A new law will now give women-owned small businesses greater access to federal contracting opportunities.
The National Defense Authorization Act of 2013 removes the anticipated award price of the contract thresholds for women-owned small businesses and economically disadvantaged women-owned small businesses to allow them greater access to federal contracting opportunities without limitations to the size of the contract, the SBA said Thursday.
Prior to the new law, the anticipated award price of the contract for women-owned and economically disadvantaged women-owned small businesses could not exceed $6.5 million for manufacturing contracts and $4 million for all other contracts.

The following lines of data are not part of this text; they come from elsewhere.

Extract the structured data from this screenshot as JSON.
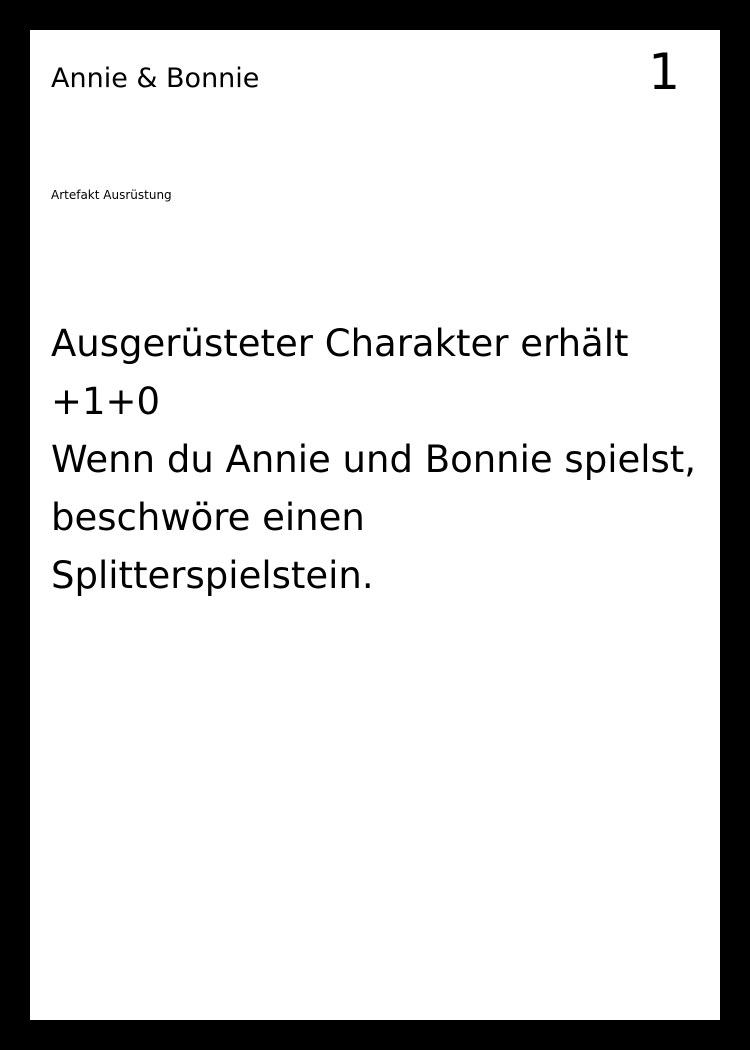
{
  "card": {
    "name": "Annie & Bonnie",
    "cost": "1",
    "type": "Artefakt Ausrüstung",
    "text_lines": [
      "Ausgerüsteter Charakter erhält",
      "+1+0",
      "Wenn du Annie und Bonnie spielst,",
      "beschwöre einen",
      "Splitterspielstein."
    ]
  },
  "colors": {
    "border": "#000000",
    "card_background": "#ffffff",
    "text": "#000000"
  }
}
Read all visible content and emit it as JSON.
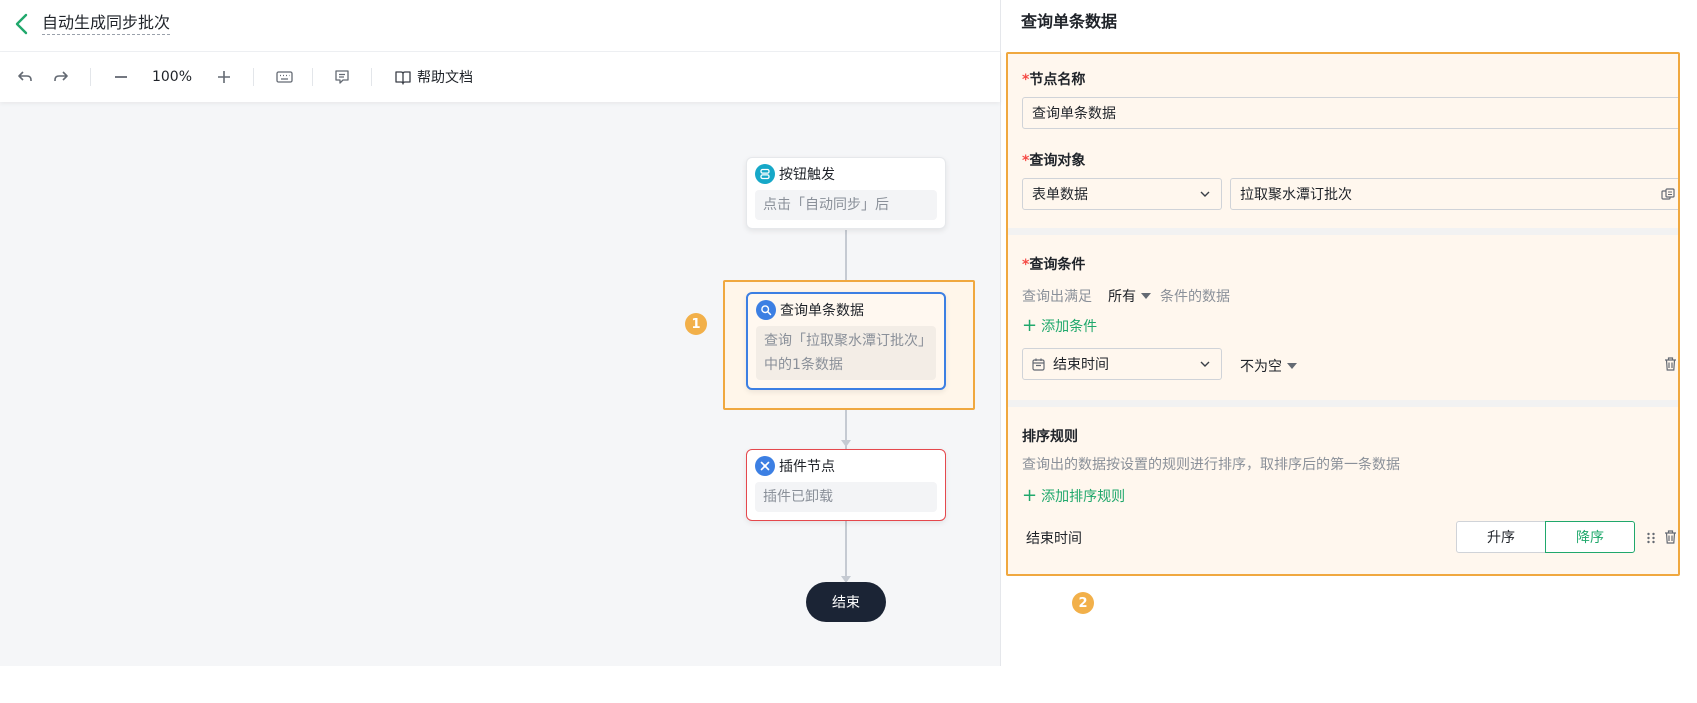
{
  "header": {
    "title": "自动生成同步批次"
  },
  "toolbar": {
    "zoom": "100%",
    "help_label": "帮助文档"
  },
  "flow": {
    "nodes": [
      {
        "title": "按钮触发",
        "desc": "点击「自动同步」后",
        "icon": "database-icon",
        "icon_color": "#16a8c8"
      },
      {
        "title": "查询单条数据",
        "desc": "查询「拉取聚水潭订批次」中的1条数据",
        "icon": "search-icon",
        "icon_color": "#3c7fe3"
      },
      {
        "title": "插件节点",
        "desc": "插件已卸载",
        "icon": "plugin-icon",
        "icon_color": "#3c7fe3"
      }
    ],
    "end_label": "结束",
    "badge_1": "1",
    "badge_2": "2"
  },
  "panel": {
    "title": "查询单条数据",
    "node_name": {
      "label": "节点名称",
      "value": "查询单条数据"
    },
    "query_object": {
      "label": "查询对象",
      "type_value": "表单数据",
      "target_value": "拉取聚水潭订批次"
    },
    "conditions": {
      "label": "查询条件",
      "prefix": "查询出满足",
      "match": "所有",
      "suffix": "条件的数据",
      "add_label": "添加条件",
      "field": "结束时间",
      "operator": "不为空"
    },
    "sort": {
      "label": "排序规则",
      "hint": "查询出的数据按设置的规则进行排序，取排序后的第一条数据",
      "add_label": "添加排序规则",
      "field": "结束时间",
      "asc_label": "升序",
      "desc_label": "降序",
      "selected": "降序"
    }
  },
  "colors": {
    "accent": "#20a86c",
    "highlight": "#f0a83f",
    "node_selected": "#3c7fe3",
    "node_error": "#e5484d"
  }
}
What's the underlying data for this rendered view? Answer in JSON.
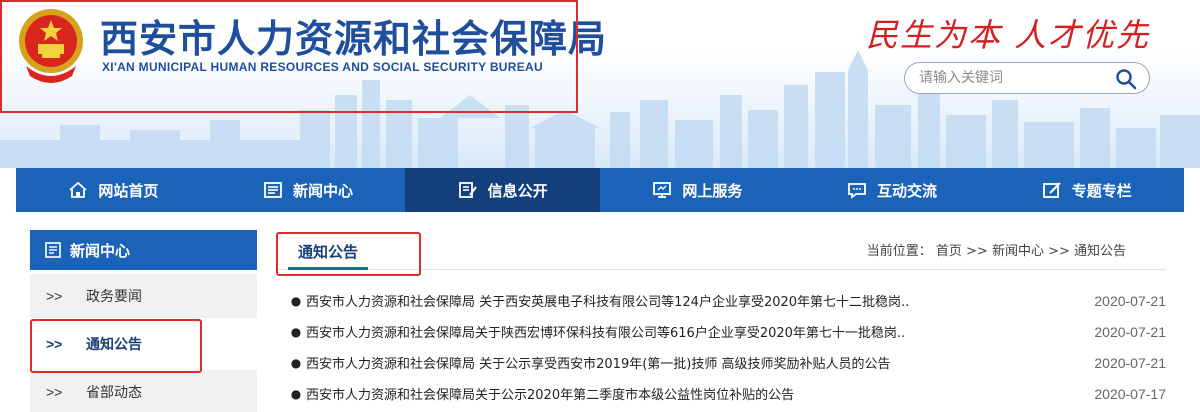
{
  "header": {
    "title_cn": "西安市人力资源和社会保障局",
    "title_en": "XI'AN MUNICIPAL HUMAN RESOURCES AND SOCIAL SECURITY BUREAU",
    "slogan": "民生为本  人才优先",
    "search": {
      "placeholder": "请输入关键词"
    }
  },
  "nav": {
    "items": [
      {
        "label": "网站首页",
        "icon": "home-icon"
      },
      {
        "label": "新闻中心",
        "icon": "news-icon"
      },
      {
        "label": "信息公开",
        "icon": "edit-icon",
        "active": true
      },
      {
        "label": "网上服务",
        "icon": "monitor-icon"
      },
      {
        "label": "互动交流",
        "icon": "chat-icon"
      },
      {
        "label": "专题专栏",
        "icon": "pen-icon"
      }
    ]
  },
  "sidebar": {
    "title": "新闻中心",
    "arrow": ">>",
    "items": [
      {
        "label": "政务要闻"
      },
      {
        "label": "通知公告",
        "active": true
      },
      {
        "label": "省部动态"
      }
    ]
  },
  "main": {
    "tab": "通知公告",
    "breadcrumb": "当前位置：  首页 >> 新闻中心 >> 通知公告",
    "news": [
      {
        "title": "西安市人力资源和社会保障局 关于西安英展电子科技有限公司等124户企业享受2020年第七十二批稳岗..",
        "date": "2020-07-21"
      },
      {
        "title": "西安市人力资源和社会保障局关于陕西宏博环保科技有限公司等616户企业享受2020年第七十一批稳岗..",
        "date": "2020-07-21"
      },
      {
        "title": "西安市人力资源和社会保障局 关于公示享受西安市2019年(第一批)技师 高级技师奖励补贴人员的公告",
        "date": "2020-07-21"
      },
      {
        "title": "西安市人力资源和社会保障局关于公示2020年第二季度市本级公益性岗位补贴的公告",
        "date": "2020-07-17"
      }
    ]
  },
  "colors": {
    "brand_blue": "#1a63b8",
    "nav_active": "#13407c",
    "title_blue": "#1f4f9c",
    "slogan_red": "#d42020",
    "highlight_red": "#e02b2b"
  }
}
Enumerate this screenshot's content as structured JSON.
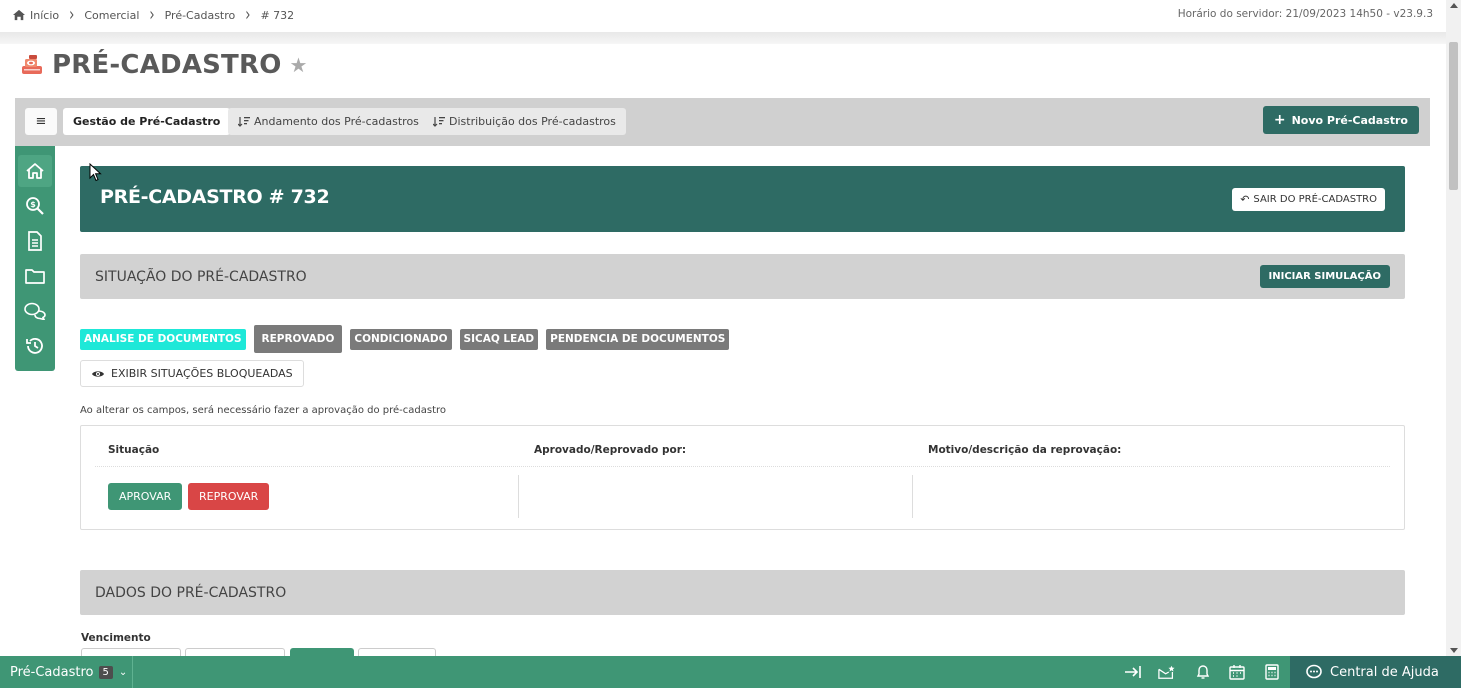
{
  "breadcrumb": {
    "items": [
      "Início",
      "Comercial",
      "Pré-Cadastro",
      "# 732"
    ]
  },
  "server_time": "Horário do servidor: 21/09/2023 14h50 - v23.9.3",
  "page": {
    "title": "PRÉ-CADASTRO",
    "icon": "cash-register-icon"
  },
  "tabs": {
    "items": [
      {
        "label": "Gestão de Pré-Cadastro",
        "active": true
      },
      {
        "label": "Andamento dos Pré-cadastros",
        "active": false
      },
      {
        "label": "Distribuição dos Pré-cadastros",
        "active": false
      }
    ],
    "new_button": "Novo Pré-Cadastro"
  },
  "rail": [
    "home-icon",
    "search-dollar-icon",
    "document-icon",
    "folder-icon",
    "chat-icon",
    "history-icon"
  ],
  "header": {
    "title": "PRÉ-CADASTRO # 732",
    "exit_button": "SAIR DO PRÉ-CADASTRO"
  },
  "situation": {
    "title": "SITUAÇÃO DO PRÉ-CADASTRO",
    "sim_button": "INICIAR SIMULAÇÃO",
    "badges": [
      "ANALISE DE DOCUMENTOS",
      "REPROVADO",
      "CONDICIONADO",
      "SICAQ LEAD",
      "PENDENCIA DE DOCUMENTOS"
    ],
    "show_blocked": "EXIBIR SITUAÇÕES BLOQUEADAS",
    "notice": "Ao alterar os campos, será necessário fazer a aprovação do pré-cadastro"
  },
  "approval_table": {
    "columns": [
      "Situação",
      "Aprovado/Reprovado por:",
      "Motivo/descrição da reprovação:"
    ],
    "approve": "APROVAR",
    "reject": "REPROVAR"
  },
  "data_section": {
    "title": "DADOS DO PRÉ-CADASTRO",
    "vencimento_label": "Vencimento"
  },
  "footer": {
    "tab_label": "Pré-Cadastro",
    "tab_count": "5",
    "help": "Central de Ajuda"
  },
  "colors": {
    "primary_dark": "#2e6b64",
    "primary": "#3f9675",
    "danger": "#d94646",
    "cyan_badge": "#1ee8d8"
  }
}
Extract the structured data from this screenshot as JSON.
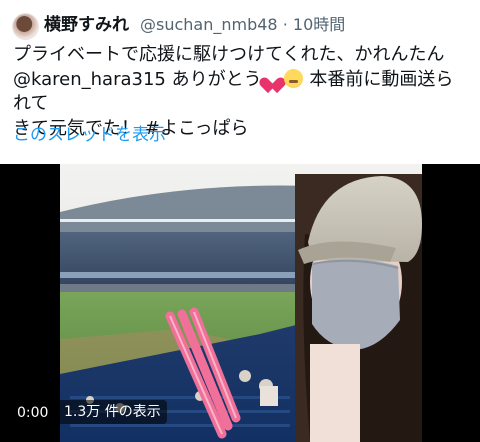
{
  "tweet": {
    "author_name": "横野すみれ",
    "handle": "@suchan_nmb48",
    "separator": "·",
    "time": "10時間",
    "text_line1": "プライベートで応援に駆けつけてくれた、かれんたん",
    "mention": "@karen_hara315",
    "text_after_mention": " ありがとう",
    "text_line2_end": " 本番前に動画送られて",
    "text_line3": "きて元気でた！ ",
    "hashtag": "#よこっぱら",
    "emoji_1": "heart-emoji",
    "emoji_2": "relieved-face-emoji",
    "show_thread_label": "このスレッドを表示"
  },
  "video": {
    "time": "0:00",
    "views": "1.3万 件の表示"
  },
  "colors": {
    "link": "#1d9bf0",
    "secondary_text": "#536471",
    "background": "#ffffff",
    "media_background": "#000000"
  }
}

“Today, women own 30% of all small businesses, up from just 5% 40 years ago. As one of the fastest growing sectors of small business owners in the country, opening the door for women to compete for more federal contracts is a win-win,” said SBA Administrator Karen Mills.
The SBA said the Women’s Federal Contract Program allows contracting officers to set aside specific contracts for certified women-owned and economically disadvantaged women-owned small businesses and will help federal agencies achieve the existing statutory goal of 5% of federal contracting dollars being awarded to women-owned businesses.
The NDAA also requires the SBA to conduct a study to identify and report industries underrepresented by women-owned small businesses, the agency said. As a result, more eligible women-owned businesses may be able to participate in SBA’s Women’s Federal Contract Program and compete for and win federal contracts, according to the SBA.